LPG cylinder: Jaitley for differential subsidy regime

Our Bureau New Delhi | Updated on January 24, 2018 Published on March 27, 2015

The Government may end subsidy on domestic cooking gas (LPG) for the affluent section of the society, Finance Minister Arun Jaitley has indicated.

“At some time, India will have to take a decision to distinguish between those who can afford to pay and those who cannot afford to pay. And those who cannot afford to pay must get the benefit of States’ support,” Jaitley said during the session on ‘Global Energy Scenario-India Perspective’ at the energy summit here on Friday.

Also, under consideration are options such as not giving subsidised LPG cylinder for people who pay higher income tax.

Taking a dig on his fellow Parliamentarians, Jaitley said, “I have repeatedly asked my colleagues in Parliament on whether they and I deserve to have subsidies transferred to our bank accounts and not one has been able to stand up and answer in the affirmative.”

He hoped that by distinguishing between those who can afford and those who cannot, the country can save some resources which can be used for promoting exploration, and refining which in turn will help in moving towards greater dependence on domestic energy means.
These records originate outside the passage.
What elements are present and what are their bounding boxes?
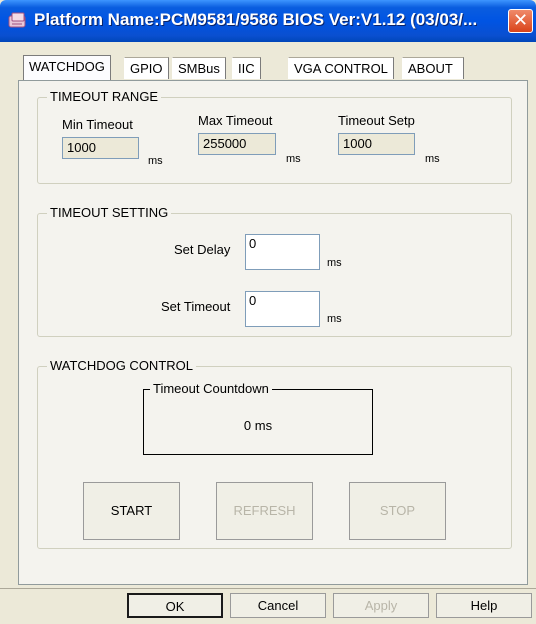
timeout-step-label: Timeout Setp xyxy=(338,113,415,128)
set-delay-label: Set Delay xyxy=(174,242,231,257)
bottom-divider xyxy=(0,588,536,589)
apply-button[interactable]: Apply xyxy=(333,593,429,618)
max-timeout-unit: ms xyxy=(286,153,301,165)
window-title: Platform Name:PCM9581/9586 BIOS Ver:V1.1… xyxy=(34,10,478,29)
min-timeout-value: 1000 xyxy=(62,137,139,159)
set-timeout-input[interactable]: 0 xyxy=(245,291,320,327)
ok-button[interactable]: OK xyxy=(127,593,223,618)
tab-iic[interactable]: IIC xyxy=(232,57,261,79)
timeout-step-unit: ms xyxy=(425,153,440,165)
min-timeout-label: Min Timeout xyxy=(62,117,133,132)
set-delay-input[interactable]: 0 xyxy=(245,234,320,270)
cancel-button[interactable]: Cancel xyxy=(230,593,326,618)
tab-smbus[interactable]: SMBus xyxy=(172,57,226,79)
tab-vga-control[interactable]: VGA CONTROL xyxy=(288,57,394,79)
refresh-button[interactable]: REFRESH xyxy=(216,482,313,540)
max-timeout-value: 255000 xyxy=(198,133,276,155)
timeout-range-legend: TIMEOUT RANGE xyxy=(47,89,162,104)
tab-gpio[interactable]: GPIO xyxy=(124,57,169,79)
max-timeout-label: Max Timeout xyxy=(198,113,273,128)
watchdog-control-legend: WATCHDOG CONTROL xyxy=(47,358,196,373)
close-button[interactable]: ✕ xyxy=(508,9,533,33)
set-delay-unit: ms xyxy=(327,257,342,269)
set-timeout-label: Set Timeout xyxy=(161,299,231,314)
timeout-countdown-legend: Timeout Countdown xyxy=(150,381,272,396)
timeout-setting-legend: TIMEOUT SETTING xyxy=(47,205,172,220)
timeout-step-value: 1000 xyxy=(338,133,415,155)
stop-button[interactable]: STOP xyxy=(349,482,446,540)
start-button[interactable]: START xyxy=(83,482,180,540)
tab-watchdog[interactable]: WATCHDOG xyxy=(23,55,111,81)
app-icon xyxy=(8,11,28,31)
min-timeout-unit: ms xyxy=(148,155,163,167)
timeout-countdown-value: 0 ms xyxy=(243,418,273,433)
tab-about[interactable]: ABOUT xyxy=(402,57,464,79)
set-timeout-unit: ms xyxy=(327,313,342,325)
help-button[interactable]: Help xyxy=(436,593,532,618)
“Then our surplus resource is spent on subsidising the weaker section of the society who deserves this support rather than on supporting the affluent which can never be the object of any rationalised subsidy itself,” he said.

Volatility in crude price

Jaitley also hoped that volatility in oil prices will settle soon. After keeping low for some time, oil prices are again on the boil due to Saudi Arab-led coalition strikes on rebels in Yemen and rising tension in the oil producing region. Since India imports over two-thirds of its oil requirement, any surge on oil prices is bound to impact the overall economy.

“There are assessments, there are speculations, there are words of wisdom and we are passing through very fluid times… I hope it settles down and the moderation comes to stay, so that this unreasonable concentration of wealth with the producers as against the consuming states is a situation which is changing and I do hope it changes for the future,” he said.